Some background/life experiences that have shaped my faith today:
-raised in a "fundamental evangelical conservative" Plymouth Brethren Assembly-attending environment (but that complicated and vague label was so hard to explain as a kid, I soon resorted to answering 'Baptist' when anyone asked, though that's not quite accurate)
-attended secular, progressive, (and drug-riddled) public schools in New Jersey with smart kids who usually came from Jewish families, but then went on to Wheaton College (Billy Graham country)
-spent summer of 1974 on board a Christian commune houseboat on the main canal in Amsterdam (I cooked for 40 people) which was highly charismatic, and during the following year came to terms with the idea that I hold a theology of 'mystery'--and am content to believe simultaneously in predestination and freewill despite my limited understanding of both, so can neither claim to be a 5-point Calvinist or an Arminian
-taught in a Christian school for 8 years; left teaching to get a grad degree in Special/Gifted Ed because I was more into studying how people think and in teaching kids how to think, than I was in teaching them what to think
-a series of personal and family crises culminated in a personal Y2K crisis in fall 1999 (clinical depression) that was a major turning point in my life spiritually (that "Life" thing I mentioned above). In that desert I finally got around to reading all of the Bible I based my faith on, and in the process discovered the Person of Christ unmistakably intervening in my life and soul..."God came down," again and again and again and it has yet to stop. I wanted and needed the faith of the martyrs, or I didn't want it at all...and God graciously began to oblige. Four years later, I began writing devotional poetry, quite out of the blue, which is still my primary publication emphasis today.

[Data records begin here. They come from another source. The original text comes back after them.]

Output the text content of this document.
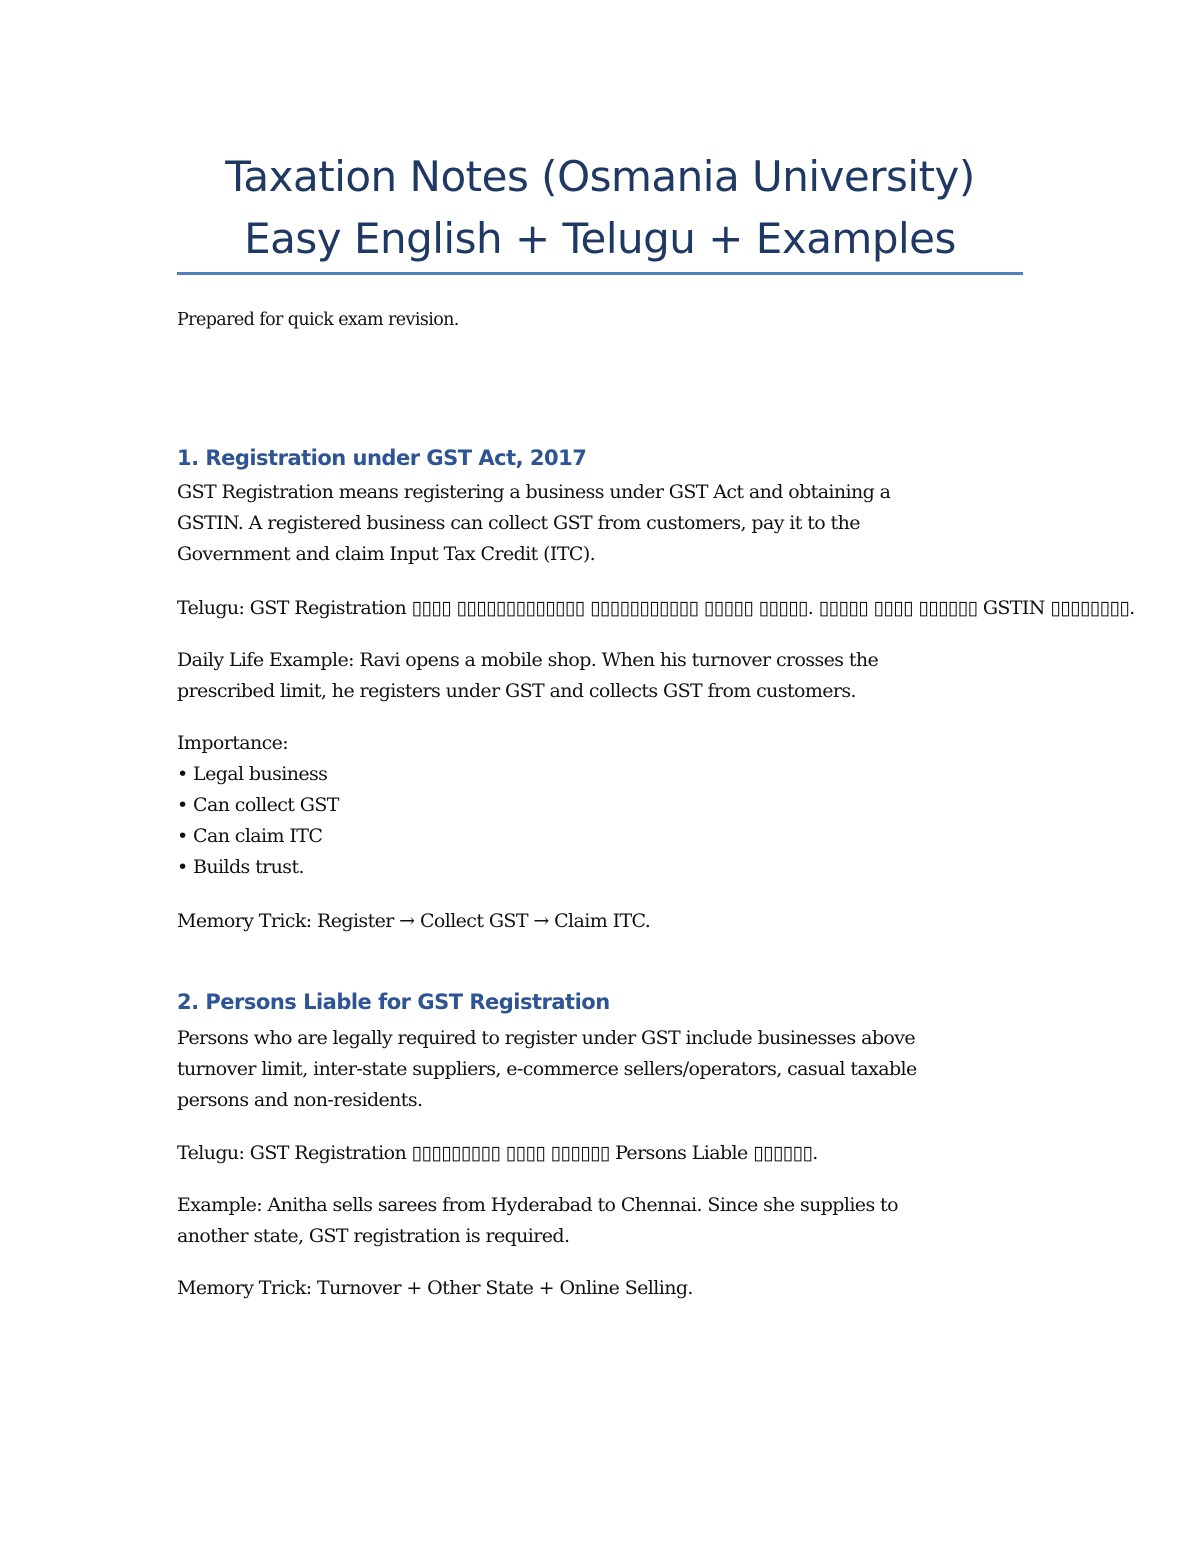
Taxation Notes (Osmania University)
Easy English + Telugu + Examples
Prepared for quick exam revision.
1. Registration under GST Act, 2017
GST Registration means registering a business under GST Act and obtaining a
GSTIN. A registered business can collect GST from customers, pay it to the
Government and claim Input Tax Credit (ITC).
Telugu: GST Registration ▯▯▯▯ ▯▯▯▯▯▯▯▯▯▯▯▯▯ ▯▯▯▯▯▯▯▯▯▯▯ ▯▯▯▯▯ ▯▯▯▯▯. ▯▯▯▯▯ ▯▯▯▯ ▯▯▯▯▯▯ GSTIN ▯▯▯▯▯▯▯▯.
Daily Life Example: Ravi opens a mobile shop. When his turnover crosses the
prescribed limit, he registers under GST and collects GST from customers.
Importance:
• Legal business
• Can collect GST
• Can claim ITC
• Builds trust.
Memory Trick: Register → Collect GST → Claim ITC.
2. Persons Liable for GST Registration
Persons who are legally required to register under GST include businesses above
turnover limit, inter-state suppliers, e-commerce sellers/operators, casual taxable
persons and non-residents.
Telugu: GST Registration ▯▯▯▯▯▯▯▯▯ ▯▯▯▯ ▯▯▯▯▯▯ Persons Liable ▯▯▯▯▯▯.
Example: Anitha sells sarees from Hyderabad to Chennai. Since she supplies to
another state, GST registration is required.
Memory Trick: Turnover + Other State + Online Selling.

-Also during that crisis time I was supernaturally led to the writings of a broad variety of Christian mystics (Augustine, St. Teresa of Avila, Julian of Norwich, Fenelon, Richard Rolle, Bernard of Clairvaux, etc.) who, with my Bible reading, have very much transformed my faith into a living thing, not simply a belief system. (In my Protestant upbringing, the wisdom of these spiritual forbears was sadly neglected.) I continued attending the Bible church on Sundays with husband and kids, but also started attending an Episcopal church on Saturdays, because I appreciated the 'bridge' it offered between Catholicism and Protestantism. And after about 2 years I finally 'got it'--the connection between the Old Testament and the New, Law and Grace, Judaism, Catholicism, and Protestantism. It was this blended input of the early Christians and the Reformation ones that has led me to be discouraged by much of what passes for Christianity today, and I'm trying to learn to channel that frustration into productive writing that addresses some of these concerns--but with grace instead of idealistic negativity
And all that's probably way long enough.